Only a small minority of Muslim women in Europe cover their faces, but their veils have become ominous symbols for Europeans troubled by problems such as the economic crisis, immigration and Muslim integration.
With Europe’s political mood moving to the right, low-cost, high-symbolism measures such as veil bans have become a rallying cry for far-right parties knocking at the door of power.
Their appeal also resonates with those worried by possible security threats from masked people or offended by the blow to gender equality they see when a covered woman walks by.
Raffaele Simone, whose book “The Meek Monster: why the West is not going left” has aroused debate in Italy and France, said the rightward drift fits an individualistic and globalised consumer society that Europe’s left-wing failed to understand. “In ageing European populations, modernity has generated a worrying and chaotic jumble of threats and fears only the right and the far right seem able to respond to now,” Simone, a Rome university professor, told the Paris newspaper Le Monde.
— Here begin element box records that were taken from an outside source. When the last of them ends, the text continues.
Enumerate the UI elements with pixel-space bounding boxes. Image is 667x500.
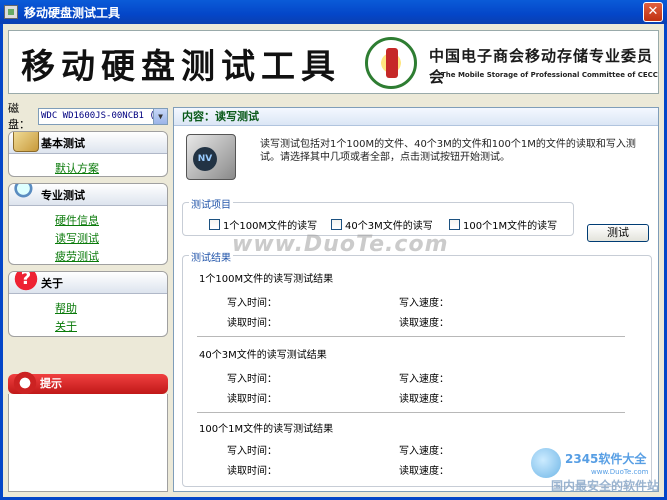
alert-icon bbox=[12, 370, 38, 396]
committee-logo-icon bbox=[365, 37, 417, 89]
sidebar-item-about[interactable]: 关于 bbox=[55, 318, 167, 336]
result-100m-title: 1个100M文件的读写测试结果 bbox=[199, 274, 334, 285]
content-panel: 内容：读写测试 读写测试包括对1个100M的文件、40个3M的文件和100个1M… bbox=[173, 107, 659, 492]
notebook-icon bbox=[13, 132, 39, 152]
option-100m-label: 1个100M文件的读写 bbox=[223, 221, 318, 232]
about-header: ? 关于 bbox=[9, 272, 167, 294]
magnifier-icon bbox=[13, 184, 39, 204]
write-time-label: 写入时间： bbox=[227, 298, 277, 309]
org-name-cn: 中国电子商会移动存储专业委员会 bbox=[429, 47, 654, 86]
pro-test-panel: 专业测试 硬件信息 读写测试 疲劳测试 bbox=[8, 183, 168, 265]
disk-select-value: WDC WD1600JS-00NCB1 (1C bbox=[41, 110, 166, 121]
write-speed-label: 写入速度： bbox=[399, 374, 449, 385]
window-title: 移动硬盘测试工具 bbox=[24, 5, 121, 20]
about-panel: ? 关于 帮助 关于 bbox=[8, 271, 168, 337]
pro-test-title: 专业测试 bbox=[41, 188, 85, 202]
test-description: 读写测试包括对1个100M的文件、40个3M的文件和100个1M的文件的读取和写… bbox=[260, 139, 636, 163]
tips-body bbox=[8, 394, 168, 492]
result-3m-title: 40个3M文件的读写测试结果 bbox=[199, 350, 327, 361]
write-speed-label: 写入速度： bbox=[399, 446, 449, 457]
sidebar-item-default-plan[interactable]: 默认方案 bbox=[55, 160, 167, 176]
option-100m-checkbox[interactable]: 1个100M文件的读写 bbox=[209, 217, 317, 232]
sidebar-item-hardware-info[interactable]: 硬件信息 bbox=[55, 212, 167, 230]
brand-name: 2345软件大全 bbox=[565, 452, 647, 466]
org-name-en: The Mobile Storage of Professional Commi… bbox=[441, 71, 658, 79]
write-time-label: 写入时间： bbox=[227, 446, 277, 457]
sidebar-item-rw-test[interactable]: 读写测试 bbox=[55, 230, 167, 248]
tips-title: 提示 bbox=[40, 377, 62, 390]
divider bbox=[197, 412, 625, 413]
read-time-label: 读取时间： bbox=[227, 318, 277, 329]
read-speed-label: 读取速度： bbox=[399, 318, 449, 329]
checkbox-icon[interactable] bbox=[449, 219, 460, 230]
app-icon bbox=[4, 5, 18, 19]
hard-drive-icon bbox=[186, 134, 236, 180]
read-time-label: 读取时间： bbox=[227, 394, 277, 405]
mascot-icon bbox=[531, 448, 561, 478]
content-title: 内容：读写测试 bbox=[174, 108, 658, 126]
brand-url: www.DuoTe.com bbox=[591, 468, 649, 476]
disk-selector-row: 磁盘： WDC WD1600JS-00NCB1 (1C ▼ bbox=[8, 102, 170, 131]
checkbox-icon[interactable] bbox=[209, 219, 220, 230]
option-1m-checkbox[interactable]: 100个1M文件的读写 bbox=[449, 217, 557, 232]
divider bbox=[197, 336, 625, 337]
app-name: 移动硬盘测试工具 bbox=[21, 47, 341, 87]
brand-slogan: 国内最安全的软件站 bbox=[550, 479, 659, 493]
test-items-legend: 测试项目 bbox=[189, 196, 233, 211]
read-speed-label: 读取速度： bbox=[399, 394, 449, 405]
test-button[interactable]: 测试 bbox=[587, 224, 649, 242]
disk-select[interactable]: WDC WD1600JS-00NCB1 (1C ▼ bbox=[38, 107, 168, 125]
basic-test-panel: 基本测试 默认方案 bbox=[8, 131, 168, 177]
test-results-legend: 测试结果 bbox=[189, 249, 233, 264]
option-3m-label: 40个3M文件的读写 bbox=[345, 221, 433, 232]
about-title: 关于 bbox=[41, 276, 63, 290]
option-1m-label: 100个1M文件的读写 bbox=[463, 221, 558, 232]
sidebar-item-help[interactable]: 帮助 bbox=[55, 300, 167, 318]
test-items-group: 测试项目 1个100M文件的读写 40个3M文件的读写 100个1M文件的读写 bbox=[182, 196, 574, 236]
tips-header: 提示 bbox=[8, 370, 168, 396]
option-3m-checkbox[interactable]: 40个3M文件的读写 bbox=[331, 217, 433, 232]
sidebar-item-fatigue-test[interactable]: 疲劳测试 bbox=[55, 248, 167, 264]
header-banner: 移动硬盘测试工具 中国电子商会移动存储专业委员会 The Mobile Stor… bbox=[8, 30, 659, 94]
read-time-label: 读取时间： bbox=[227, 466, 277, 477]
checkbox-icon[interactable] bbox=[331, 219, 342, 230]
title-bar: 移动硬盘测试工具 ✕ bbox=[0, 0, 667, 24]
disk-label: 磁盘： bbox=[8, 102, 30, 131]
read-speed-label: 读取速度： bbox=[399, 466, 449, 477]
write-time-label: 写入时间： bbox=[227, 374, 277, 385]
basic-test-header: 基本测试 bbox=[9, 132, 167, 154]
chevron-down-icon[interactable]: ▼ bbox=[153, 108, 167, 124]
write-speed-label: 写入速度： bbox=[399, 298, 449, 309]
result-1m-title: 100个1M文件的读写测试结果 bbox=[199, 424, 334, 435]
pro-test-header: 专业测试 bbox=[9, 184, 167, 206]
close-button[interactable]: ✕ bbox=[643, 2, 663, 22]
help-icon: ? bbox=[13, 272, 39, 292]
watermark: www.DuoTe.com bbox=[232, 232, 449, 257]
basic-test-title: 基本测试 bbox=[41, 136, 85, 150]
Calls for a “burqa ban” are now heard across Europe, with local politics influencing how close it gets to becoming law.
Two centre-right Dutch parties agreed on Thursday to ban burqas and niqabs in public places as the price of support for their minority government from the far-right Freedom Party keen to stop what it calls the Islamisation of the Netherlands. The deal with the populist leader Geert Wilders will also tighten rules on immigration.
Echoing protests heard in France, a Dutch Muslim leader said the ban was a vast overreaction. “We don’t even have 100 people who wear a burqa,” said Yusuf Altuntas of the Muslim group CMO.
The anti-immigration Sweden Democrats, whose videos for last week’s election showed a veiled woman overtaking a pensioner in a rush to collect welfare cheques, now hold the balance of power between the centre right government and the opposition.
Prime Minister Fredrik Reinfeldt does not support a complete veil ban but Education Minister Jan Bjorklund believes schools and universities should be allowed to prohibit them.
Three days after Paris passed its ban last month, Italian Prime Minister Silvio Berlusconi’s populist Northern League allies introduced a similar bill in Rome. Another Berlusconi ally submitted a draft ban law in the Senate last week.
Avvenire, the newspaper of Italy’s Catholic Church, has applauded the French ban and said wearing veils was not Islamic dogma but “an identity symbol of an ideological character”. The parliament in Socialist-governed Spain rejected a motion by the conservative opposition in July to consider a national ban on face veils in public places. However, local bans have popped up. Barcelona outlawed burqas and niqabs in public buildings in June, after two smaller Catalan towns, Lerida and El Vendrell, banned them early this year.
DEBATE GOES ON
Belgium’s lower house of parliament approved a veil ban in April but the government collapsed before the Senate debated it. The issue is now waiting for the next government to be formed.
In Switzerland, the two right-wing parties behind last year’s unexpectedly successful referendum banning minarets have urged several cantons to submit a draft veil ban in the federal parliament. None have done so yet and the debate continues.